Voilà qui apporte une lumière sur la formation profonde du pape Bergoglio et ce qui fait écrire à Guzman Carriquiry, dans la préface du livre, que « le Pape parle simplement parce qu’il veut parler simplement » et l’auteur commente ainsi : « C’est très clair. C’est pour cela que je citais Pierre Favre. Pierre Favre avait une très bonne formation académique. Il avait étudié à la Sorbonne, mais dans sa façon de s’exprimer, il parlait simplement. C’est la même chose pour Bergoglio. Il a un bagage culturel de premier plan, et en même temps, il y a son choix, son option, de s’exprimer simplement : c’est un choix typiquement évangélique. »
Zenit, 13 novembre 2017, La « biographie intellectuelle » de Jorge Mario Bergoglio, par Massimo Borghesi (https://fr.zenit.org/articles/un-livre-sur-la-formation-intellectuelle-de-jorge-mario-bergoglio/)
La formation intellectuelle du pape François est fondée sur l’idée qu’à travers l’Eglise, « le mystère de Dieu unit tout ce qui, sur le plan naturel, apparaît non superposable » : « une unité qui conserve les différences sans avoir la prétention de les annuler ».

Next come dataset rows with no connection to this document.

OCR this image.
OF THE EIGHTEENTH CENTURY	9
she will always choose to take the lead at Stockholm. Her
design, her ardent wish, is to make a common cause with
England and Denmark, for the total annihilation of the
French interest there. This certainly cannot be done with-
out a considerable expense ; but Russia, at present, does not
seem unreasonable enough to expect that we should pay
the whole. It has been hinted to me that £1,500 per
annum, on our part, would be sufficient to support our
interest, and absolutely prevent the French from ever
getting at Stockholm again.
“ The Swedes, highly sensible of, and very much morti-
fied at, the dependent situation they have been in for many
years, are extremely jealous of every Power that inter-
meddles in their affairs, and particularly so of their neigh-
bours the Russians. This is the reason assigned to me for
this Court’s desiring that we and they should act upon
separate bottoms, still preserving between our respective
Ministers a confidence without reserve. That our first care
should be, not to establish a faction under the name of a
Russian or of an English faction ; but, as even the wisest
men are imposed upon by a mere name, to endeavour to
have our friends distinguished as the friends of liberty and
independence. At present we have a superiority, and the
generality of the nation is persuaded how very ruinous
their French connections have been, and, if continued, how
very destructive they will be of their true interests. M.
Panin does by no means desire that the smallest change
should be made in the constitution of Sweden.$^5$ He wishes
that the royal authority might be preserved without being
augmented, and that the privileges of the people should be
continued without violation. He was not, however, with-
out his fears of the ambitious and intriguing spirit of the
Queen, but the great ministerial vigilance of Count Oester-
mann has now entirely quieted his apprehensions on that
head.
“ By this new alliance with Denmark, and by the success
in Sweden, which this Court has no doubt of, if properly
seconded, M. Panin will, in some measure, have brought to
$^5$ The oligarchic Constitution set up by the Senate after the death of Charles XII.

Telle est l’affirmation de Massimo Borghesi, auteur du livre Jorge Mario Bergoglio. Une biographie intellectuelle. Dialectique et mystique (Una biografia intellettuale. Dialettica e mistica) paru le 9 novembre 2017 dans les librairies italiennes. Le pape lui-même, note-t-il, dans un article publié par L’Osservatore Romano en italien de ce même 9 novembre, « a offert des éclaircissements essentiels sur sa pensée et sa formation intellectuelle », dans quatre documents audio, enregistrés entre janvier et mars 2017, en réponse aux question du philosophe.

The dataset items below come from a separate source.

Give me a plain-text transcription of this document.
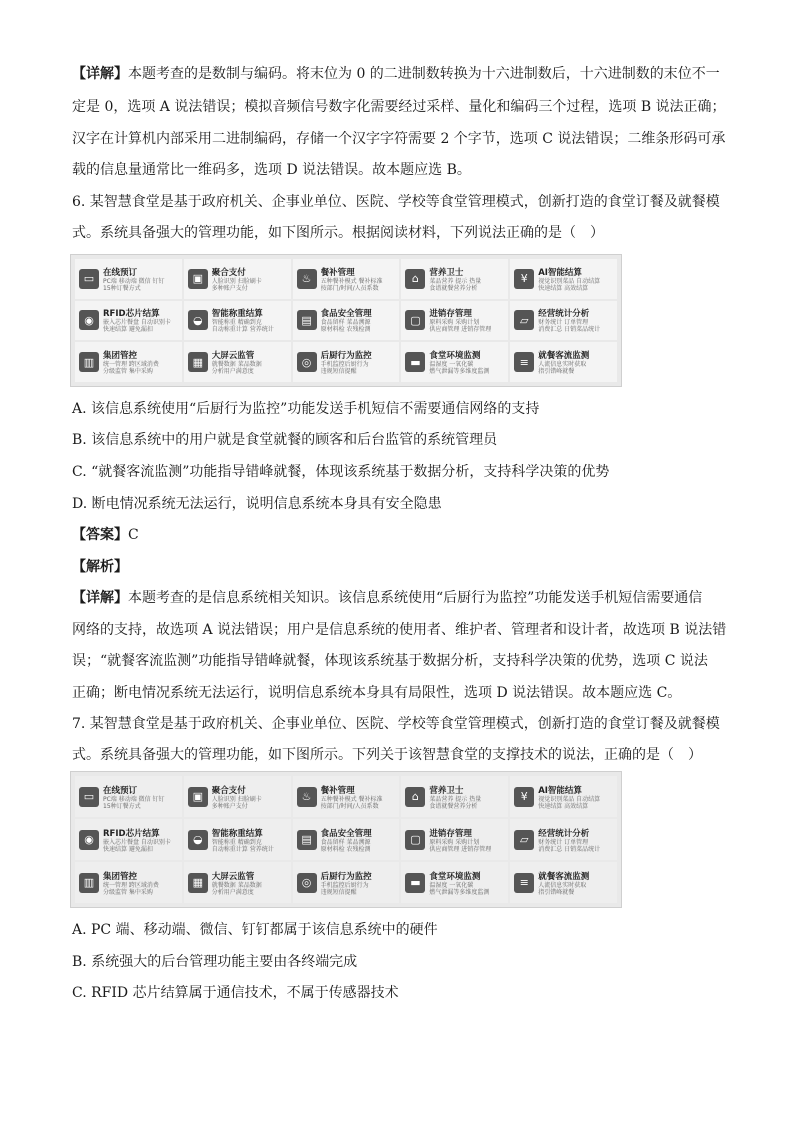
【详解】本题考查的是数制与编码。将末位为 0 的二进制数转换为十六进制数后，十六进制数的末位不一
定是 0，选项 A 说法错误；模拟音频信号数字化需要经过采样、量化和编码三个过程，选项 B 说法正确；
汉字在计算机内部采用二进制编码，存储一个汉字字符需要 2 个字节，选项 C 说法错误；二维条形码可承
载的信息量通常比一维码多，选项 D 说法错误。故本题应选 B。
6. 某智慧食堂是基于政府机关、企事业单位、医院、学校等食堂管理模式，创新打造的食堂订餐及就餐模
式。系统具备强大的管理功能，如下图所示。根据阅读材料，下列说法正确的是（　）
▭	在线预订
PC端 移动端 微信 钉钉
15种订餐方式
▣	聚合支付
人脸识别 扫脸刷卡
多种账户支付
♨	餐补管理
五种餐补模式 餐补标准
按部门/时间/人员系数
⌂	营养卫士
菜品营养 提示 热量
食谱就餐营养分析
¥	AI智能结算
视觉识别菜品 自动结算
快速结算 高效结算
◉	RFID芯片结算
嵌入芯片餐盘 自动识别卡
快速结算 避免漏扣
◒	智能称重结算
智能称重 精确到克
自动称重计算 营养统计
▤	食品安全管理
食品留样 菜品溯源
原材料检 农残检测
▢	进销存管理
原料采购 采购计划
供应商管理 进销存管理
▱	经营统计分析
财务统计 订单管理
消费汇总 日销菜品统计
▥	集团管控
统一管理 跨区域消费
分级监管 集中采购
▦	大屏云监管
就餐数据 菜品数据
分析用户满意度
◎	后厨行为监控
手机监控后厨行为
违规短信提醒
▬	食堂环境监测
温湿度 一氧化碳
燃气泄漏等多维度监测
≡	就餐客流监测
人流信息实时获取
指引错峰就餐
A. 该信息系统使用“后厨行为监控”功能发送手机短信不需要通信网络的支持
B. 该信息系统中的用户就是食堂就餐的顾客和后台监管的系统管理员
C. “就餐客流监测”功能指导错峰就餐，体现该系统基于数据分析，支持科学决策的优势
D. 断电情况系统无法运行，说明信息系统本身具有安全隐患
【答案】C
【解析】
【详解】本题考查的是信息系统相关知识。该信息系统使用“后厨行为监控”功能发送手机短信需要通信
网络的支持，故选项 A 说法错误；用户是信息系统的使用者、维护者、管理者和设计者，故选项 B 说法错
误；“就餐客流监测”功能指导错峰就餐，体现该系统基于数据分析，支持科学决策的优势，选项 C 说法
正确；断电情况系统无法运行，说明信息系统本身具有局限性，选项 D 说法错误。故本题应选 C。
7. 某智慧食堂是基于政府机关、企事业单位、医院、学校等食堂管理模式，创新打造的食堂订餐及就餐模
式。系统具备强大的管理功能，如下图所示。下列关于该智慧食堂的支撑技术的说法，正确的是（　）
▭	在线预订
PC端 移动端 微信 钉钉
15种订餐方式
▣	聚合支付
人脸识别 扫脸刷卡
多种账户支付
♨	餐补管理
五种餐补模式 餐补标准
按部门/时间/人员系数
⌂	营养卫士
菜品营养 提示 热量
食谱就餐营养分析
¥	AI智能结算
视觉识别菜品 自动结算
快速结算 高效结算
◉	RFID芯片结算
嵌入芯片餐盘 自动识别卡
快速结算 避免漏扣
◒	智能称重结算
智能称重 精确到克
自动称重计算 营养统计
▤	食品安全管理
食品留样 菜品溯源
原材料检 农残检测
▢	进销存管理
原料采购 采购计划
供应商管理 进销存管理
▱	经营统计分析
财务统计 订单管理
消费汇总 日销菜品统计
▥	集团管控
统一管理 跨区域消费
分级监管 集中采购
▦	大屏云监管
就餐数据 菜品数据
分析用户满意度
◎	后厨行为监控
手机监控后厨行为
违规短信提醒
▬	食堂环境监测
温湿度 一氧化碳
燃气泄漏等多维度监测
≡	就餐客流监测
人流信息实时获取
指引错峰就餐
A. PC 端、移动端、微信、钉钉都属于该信息系统中的硬件
B. 系统强大的后台管理功能主要由各终端完成
C. RFID 芯片结算属于通信技术，不属于传感器技术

« La réflexion du futur pape, affirme Massimo Borghesi, s’inscrit … dans le cadre d’un courant de pensée catholique précis entre le XIXe et le XXe siècle : celui de Möhler, Guardini, Przywara, de Lubac, Fessard. »
Dans les documents audio, le pape François parle, explique Massimo Borghesi de « l’importance de la lecture … du livre La dialectique des “Exercices spirituels” de saint Ignace de Loyola de Gaston Fessard »: « Le nom de Fessard, un des plus grands intellectuels jésuites de la seconde moitié du XXe siècle, ami de Henri de Lubac et protagoniste avec lui de l’École de Lyon, m’a ouvert les yeux sur toute la réflexion de Jorge Bergoglio. C’était comme avoir trouvé le fil rouge, l’unité d’une pensée polyédrique. »

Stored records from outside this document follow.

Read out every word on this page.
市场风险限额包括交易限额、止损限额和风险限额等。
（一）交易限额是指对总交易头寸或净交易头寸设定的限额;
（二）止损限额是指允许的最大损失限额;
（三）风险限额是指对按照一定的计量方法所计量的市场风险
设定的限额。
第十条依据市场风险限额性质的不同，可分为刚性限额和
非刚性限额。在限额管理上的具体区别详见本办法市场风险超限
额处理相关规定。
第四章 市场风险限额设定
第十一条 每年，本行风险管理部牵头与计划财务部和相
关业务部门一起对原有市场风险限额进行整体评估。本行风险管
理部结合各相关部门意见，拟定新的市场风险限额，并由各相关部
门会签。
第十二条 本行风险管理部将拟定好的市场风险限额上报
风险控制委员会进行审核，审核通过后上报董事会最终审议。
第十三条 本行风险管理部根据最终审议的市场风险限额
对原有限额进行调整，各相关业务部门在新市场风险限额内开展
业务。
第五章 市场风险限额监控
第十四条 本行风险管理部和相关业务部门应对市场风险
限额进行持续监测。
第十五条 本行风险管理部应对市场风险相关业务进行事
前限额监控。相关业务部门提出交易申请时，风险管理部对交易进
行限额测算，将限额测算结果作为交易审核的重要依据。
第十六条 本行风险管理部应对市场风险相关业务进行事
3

Gaston Fessard, poursuit-il, « offre une lecture dialectique, antinomique, de la spiritualité ignacienne tiraillée entre la grâce et la liberté, entre l’infiniment grand et l’infiniment petit », il prône « l’idée d’un catholicisme comme coincidentia oppositorum, synthèse vitale des polarités opposées ».
On retrouve cette même « idée », explique l’auteur, « chez le grand expert en ecclésiologie de Tübingen, Adam Möhler, reprise par les jésuites Erich Przywara et Henri de Lubac. C’est l’idée de la vie comme tension polaire que nous retrouvons chez Romano Guardini, et cela explique que Bergoglio ait choisi ce sujet pour sa thèse doctorale. Romano Guardini ne constitue pas le début de sa réflexion ; mais il représente une importante confirmation et un élargissement de ses horizons. »
Autre penseur très cher au pape François : Albert Methol Ferré, « l’intellectuel uruguayen plein de génie », « le penseur catholique latino-américain le plus important de la seconde moitié du XXe siècle ». Il « exprimait un thomisme dialectique, dépendant, dans son cas aussi, de Gaston Fessard », explique Massimo Borghesi.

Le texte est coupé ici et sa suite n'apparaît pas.